Middlebury Wordmark, Seal & Initiative Logo
The wordmark is a graphic representation of the College’s name. It is set in Bembo, one of the oldest and most influential typefaces. This serif typeface was designed by Francesco Griffo in 1495 for a manuscript by Cardinal Pietro Bembo about a journey to Mount Aetna. Bembo’s popularity spread throughout Europe and remained a major influence on type design for 150 years.

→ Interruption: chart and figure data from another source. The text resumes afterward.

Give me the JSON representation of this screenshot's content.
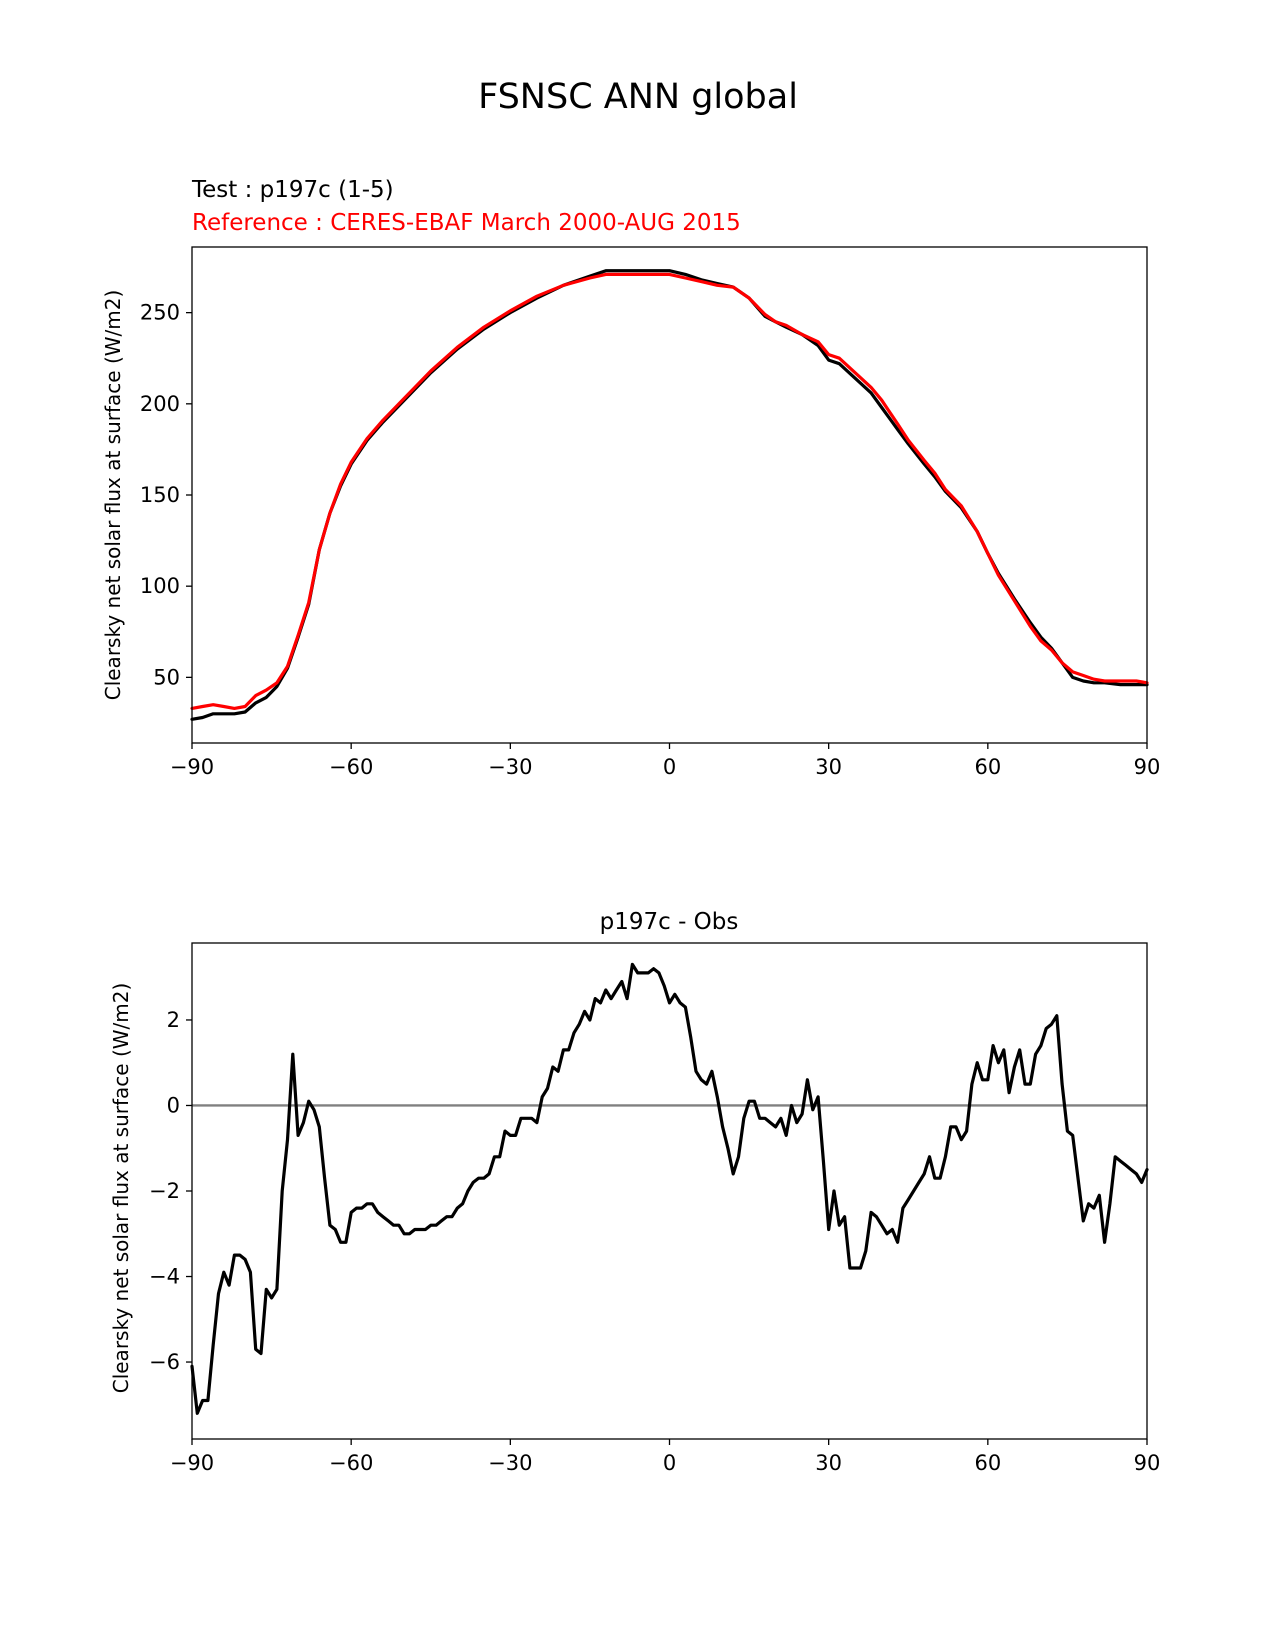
{
  "figure": {
    "title": "FSNSC ANN global"
  },
  "chart_data": [
    {
      "type": "line",
      "title_test": "Test : p197c (1-5)",
      "title_reference": "Reference : CERES-EBAF March 2000-AUG 2015",
      "xlabel": "",
      "ylabel": "Clearsky net solar flux at surface (W/m2)",
      "xlim": [
        -90,
        90
      ],
      "ylim": [
        14,
        286
      ],
      "xticks": [
        -90,
        -60,
        -30,
        0,
        30,
        60,
        90
      ],
      "xtick_labels": [
        "−90",
        "−60",
        "−30",
        "0",
        "30",
        "60",
        "90"
      ],
      "yticks": [
        50,
        100,
        150,
        200,
        250
      ],
      "ytick_labels": [
        "50",
        "100",
        "150",
        "200",
        "250"
      ],
      "grid": false,
      "legend": "none",
      "series": [
        {
          "color": "#000000",
          "x": [
            -90,
            -88,
            -86,
            -84,
            -82,
            -80,
            -78,
            -76,
            -74,
            -72,
            -70,
            -68,
            -66,
            -64,
            -62,
            -60,
            -57,
            -54,
            -50,
            -45,
            -40,
            -35,
            -30,
            -25,
            -20,
            -15,
            -12,
            -9,
            -6,
            -3,
            0,
            3,
            6,
            9,
            12,
            15,
            18,
            20,
            22,
            25,
            28,
            30,
            32,
            35,
            38,
            40,
            43,
            45,
            48,
            50,
            52,
            55,
            58,
            60,
            62,
            65,
            68,
            70,
            72,
            74,
            76,
            78,
            80,
            82,
            85,
            88,
            90
          ],
          "y": [
            27,
            28,
            30,
            30,
            30,
            31,
            36,
            39,
            45,
            55,
            72,
            90,
            120,
            140,
            155,
            167,
            180,
            190,
            202,
            217,
            230,
            241,
            250,
            258,
            265,
            270,
            273,
            273,
            273,
            273,
            273,
            271,
            268,
            266,
            264,
            258,
            248,
            245,
            242,
            238,
            232,
            224,
            222,
            214,
            206,
            198,
            186,
            178,
            167,
            160,
            152,
            143,
            130,
            118,
            107,
            93,
            80,
            72,
            66,
            58,
            50,
            48,
            47,
            47,
            46,
            46,
            46
          ]
        },
        {
          "color": "#ff0000",
          "x": [
            -90,
            -88,
            -86,
            -84,
            -82,
            -80,
            -78,
            -76,
            -74,
            -72,
            -70,
            -68,
            -66,
            -64,
            -62,
            -60,
            -57,
            -54,
            -50,
            -45,
            -40,
            -35,
            -30,
            -25,
            -20,
            -15,
            -12,
            -9,
            -6,
            -3,
            0,
            3,
            6,
            9,
            12,
            15,
            18,
            20,
            22,
            25,
            28,
            30,
            32,
            35,
            38,
            40,
            43,
            45,
            48,
            50,
            52,
            55,
            58,
            60,
            62,
            65,
            68,
            70,
            72,
            74,
            76,
            78,
            80,
            82,
            85,
            88,
            90
          ],
          "y": [
            33,
            34,
            35,
            34,
            33,
            34,
            40,
            43,
            47,
            56,
            73,
            91,
            120,
            140,
            156,
            168,
            181,
            191,
            203,
            218,
            231,
            242,
            251,
            259,
            265,
            269,
            271,
            271,
            271,
            271,
            271,
            269,
            267,
            265,
            264,
            258,
            249,
            245,
            243,
            238,
            234,
            227,
            225,
            217,
            209,
            202,
            189,
            180,
            169,
            162,
            153,
            144,
            130,
            118,
            106,
            92,
            78,
            70,
            65,
            58,
            53,
            51,
            49,
            48,
            48,
            48,
            47
          ]
        }
      ]
    },
    {
      "type": "line",
      "title": "p197c - Obs",
      "xlabel": "",
      "ylabel": "Clearsky net solar flux at surface (W/m2)",
      "xlim": [
        -90,
        90
      ],
      "ylim": [
        -7.8,
        3.8
      ],
      "xticks": [
        -90,
        -60,
        -30,
        0,
        30,
        60,
        90
      ],
      "xtick_labels": [
        "−90",
        "−60",
        "−30",
        "0",
        "30",
        "60",
        "90"
      ],
      "yticks": [
        -6,
        -4,
        -2,
        0,
        2
      ],
      "ytick_labels": [
        "−6",
        "−4",
        "−2",
        "0",
        "2"
      ],
      "grid": false,
      "legend": "none",
      "zero_line_color": "#808080",
      "series": [
        {
          "color": "#000000",
          "x": [
            -90,
            -89,
            -88,
            -87,
            -86,
            -85,
            -84,
            -83,
            -82,
            -81,
            -80,
            -79,
            -78,
            -77,
            -76,
            -75,
            -74,
            -73,
            -72,
            -71,
            -70,
            -69,
            -68,
            -67,
            -66,
            -65,
            -64,
            -63,
            -62,
            -61,
            -60,
            -59,
            -58,
            -57,
            -56,
            -55,
            -54,
            -53,
            -52,
            -51,
            -50,
            -49,
            -48,
            -47,
            -46,
            -45,
            -44,
            -43,
            -42,
            -41,
            -40,
            -39,
            -38,
            -37,
            -36,
            -35,
            -34,
            -33,
            -32,
            -31,
            -30,
            -29,
            -28,
            -27,
            -26,
            -25,
            -24,
            -23,
            -22,
            -21,
            -20,
            -19,
            -18,
            -17,
            -16,
            -15,
            -14,
            -13,
            -12,
            -11,
            -10,
            -9,
            -8,
            -7,
            -6,
            -5,
            -4,
            -3,
            -2,
            -1,
            0,
            1,
            2,
            3,
            4,
            5,
            6,
            7,
            8,
            9,
            10,
            11,
            12,
            13,
            14,
            15,
            16,
            17,
            18,
            19,
            20,
            21,
            22,
            23,
            24,
            25,
            26,
            27,
            28,
            29,
            30,
            31,
            32,
            33,
            34,
            35,
            36,
            37,
            38,
            39,
            40,
            41,
            42,
            43,
            44,
            45,
            46,
            47,
            48,
            49,
            50,
            51,
            52,
            53,
            54,
            55,
            56,
            57,
            58,
            59,
            60,
            61,
            62,
            63,
            64,
            65,
            66,
            67,
            68,
            69,
            70,
            71,
            72,
            73,
            74,
            75,
            76,
            77,
            78,
            79,
            80,
            81,
            82,
            83,
            84,
            85,
            86,
            87,
            88,
            89,
            90
          ],
          "y": [
            -6.1,
            -7.2,
            -6.9,
            -6.9,
            -5.6,
            -4.4,
            -3.9,
            -4.2,
            -3.5,
            -3.5,
            -3.6,
            -3.9,
            -5.7,
            -5.8,
            -4.3,
            -4.5,
            -4.3,
            -2.0,
            -0.8,
            1.2,
            -0.7,
            -0.4,
            0.1,
            -0.1,
            -0.5,
            -1.7,
            -2.8,
            -2.9,
            -3.2,
            -3.2,
            -2.5,
            -2.4,
            -2.4,
            -2.3,
            -2.3,
            -2.5,
            -2.6,
            -2.7,
            -2.8,
            -2.8,
            -3.0,
            -3.0,
            -2.9,
            -2.9,
            -2.9,
            -2.8,
            -2.8,
            -2.7,
            -2.6,
            -2.6,
            -2.4,
            -2.3,
            -2.0,
            -1.8,
            -1.7,
            -1.7,
            -1.6,
            -1.2,
            -1.2,
            -0.6,
            -0.7,
            -0.7,
            -0.3,
            -0.3,
            -0.3,
            -0.4,
            0.2,
            0.4,
            0.9,
            0.8,
            1.3,
            1.3,
            1.7,
            1.9,
            2.2,
            2.0,
            2.5,
            2.4,
            2.7,
            2.5,
            2.7,
            2.9,
            2.5,
            3.3,
            3.1,
            3.1,
            3.1,
            3.2,
            3.1,
            2.8,
            2.4,
            2.6,
            2.4,
            2.3,
            1.6,
            0.8,
            0.6,
            0.5,
            0.8,
            0.2,
            -0.5,
            -1.0,
            -1.6,
            -1.2,
            -0.3,
            0.1,
            0.1,
            -0.3,
            -0.3,
            -0.4,
            -0.5,
            -0.3,
            -0.7,
            0.0,
            -0.4,
            -0.2,
            0.6,
            -0.1,
            0.2,
            -1.3,
            -2.9,
            -2.0,
            -2.8,
            -2.6,
            -3.8,
            -3.8,
            -3.8,
            -3.4,
            -2.5,
            -2.6,
            -2.8,
            -3.0,
            -2.9,
            -3.2,
            -2.4,
            -2.2,
            -2.0,
            -1.8,
            -1.6,
            -1.2,
            -1.7,
            -1.7,
            -1.2,
            -0.5,
            -0.5,
            -0.8,
            -0.6,
            0.5,
            1.0,
            0.6,
            0.6,
            1.4,
            1.0,
            1.3,
            0.3,
            0.9,
            1.3,
            0.5,
            0.5,
            1.2,
            1.4,
            1.8,
            1.9,
            2.1,
            0.5,
            -0.6,
            -0.7,
            -1.7,
            -2.7,
            -2.3,
            -2.4,
            -2.1,
            -3.2,
            -2.3,
            -1.2,
            -1.3,
            -1.4,
            -1.5,
            -1.6,
            -1.8,
            -1.5
          ]
        }
      ]
    }
  ]
}
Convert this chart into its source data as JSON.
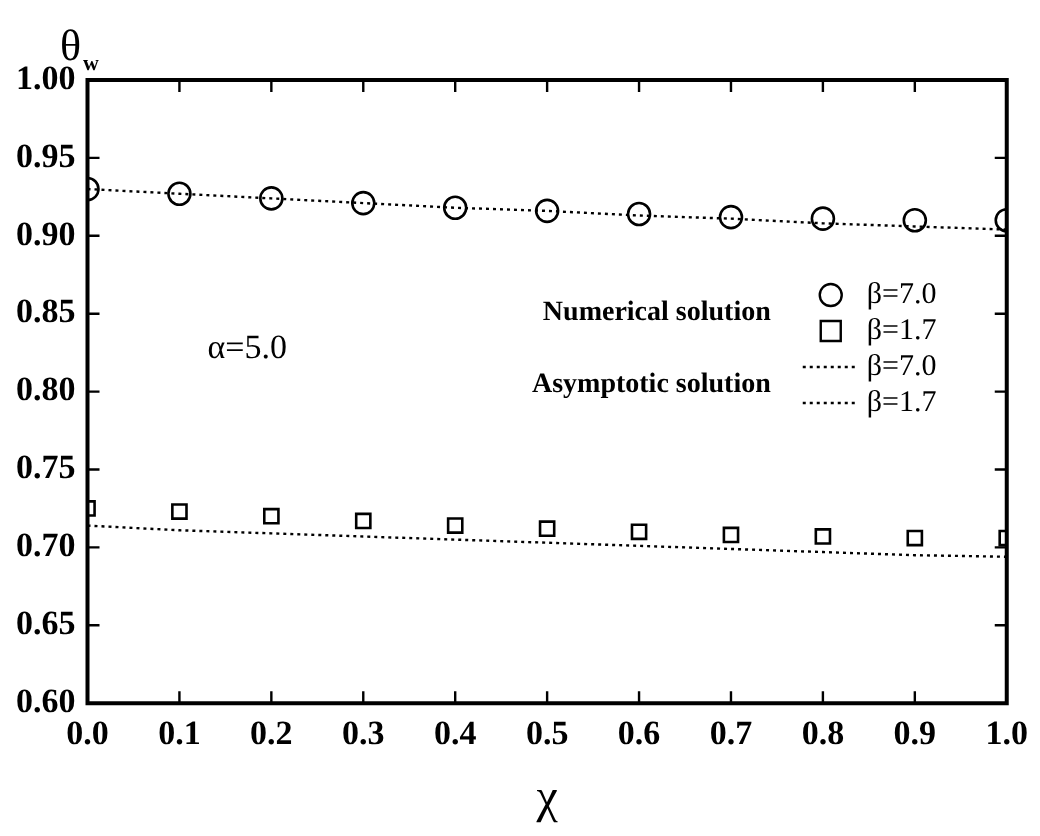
{
  "chart_data": {
    "type": "scatter",
    "xlabel": "χ",
    "ylabel": "θ$_{w}$",
    "x": [
      0,
      0.1,
      0.2,
      0.3,
      0.4,
      0.5,
      0.6,
      0.7,
      0.8,
      0.9,
      1.0
    ],
    "series": [
      {
        "name": "β=7.0",
        "type": "scatter",
        "marker": "circle",
        "color": "#000000",
        "values": [
          0.93,
          0.927,
          0.924,
          0.921,
          0.918,
          0.916,
          0.914,
          0.912,
          0.911,
          0.91,
          0.91
        ]
      },
      {
        "name": "β=1.7",
        "type": "scatter",
        "marker": "square",
        "color": "#000000",
        "values": [
          0.725,
          0.723,
          0.72,
          0.717,
          0.714,
          0.712,
          0.71,
          0.708,
          0.707,
          0.706,
          0.706
        ]
      },
      {
        "name": "β=7.0",
        "type": "line",
        "marker": "none",
        "line_style": "dotted",
        "color": "#000000",
        "values": [
          0.93,
          0.927,
          0.924,
          0.921,
          0.918,
          0.916,
          0.913,
          0.911,
          0.908,
          0.906,
          0.904
        ]
      },
      {
        "name": "β=1.7",
        "type": "line",
        "marker": "none",
        "line_style": "dotted",
        "color": "#000000",
        "values": [
          0.714,
          0.711,
          0.709,
          0.707,
          0.705,
          0.703,
          0.701,
          0.699,
          0.697,
          0.695,
          0.694
        ]
      }
    ],
    "xlim": [
      0,
      1
    ],
    "ylim": [
      0.6,
      1.0
    ],
    "xticks": [
      {
        "value": 0,
        "label": "0.0"
      },
      {
        "value": 0.1,
        "label": "0.1"
      },
      {
        "value": 0.2,
        "label": "0.2"
      },
      {
        "value": 0.3,
        "label": "0.3"
      },
      {
        "value": 0.4,
        "label": "0.4"
      },
      {
        "value": 0.5,
        "label": "0.5"
      },
      {
        "value": 0.6,
        "label": "0.6"
      },
      {
        "value": 0.7,
        "label": "0.7"
      },
      {
        "value": 0.8,
        "label": "0.8"
      },
      {
        "value": 0.9,
        "label": "0.9"
      },
      {
        "value": 1,
        "label": "1.0"
      }
    ],
    "yticks": [
      {
        "value": 0.6,
        "label": "0.60"
      },
      {
        "value": 0.65,
        "label": "0.65"
      },
      {
        "value": 0.7,
        "label": "0.70"
      },
      {
        "value": 0.75,
        "label": "0.75"
      },
      {
        "value": 0.8,
        "label": "0.80"
      },
      {
        "value": 0.85,
        "label": "0.85"
      },
      {
        "value": 0.9,
        "label": "0.90"
      },
      {
        "value": 0.95,
        "label": "0.95"
      },
      {
        "value": 1.0,
        "label": "1.00"
      }
    ],
    "annotations": [
      "Numerical solution",
      "Asymptotic solution",
      "α=5.0"
    ],
    "legend": "right",
    "grid": false
  }
}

The wordmark has been designed with specific dimensions and spacing to be easy to read, distinctive, and readily identifiable. The wordmark should be used in all communications, both internal and external, whenever a logo is called for.
The Middlebury Seal
The first official use of the College seal was on diplomas for the Class of 1806. The College's founding year, 1800, was added in 1932, and in 2007 the seal was revised by Chermayeff and Geismar to make each of its components easier to read and to reproduce. The seal is used on business cards and letterhead and on presidential and official academic communications, such as diplomas.
Middlebury Initiative Mark
The symbol for the Middlebury Initiative is derived from the shape of the letter “M.” A second ring around the core of the symbol suggests evolution and growth. It is paired with the initiative slogan and the name. This mark should be used for all communications related to the initiative.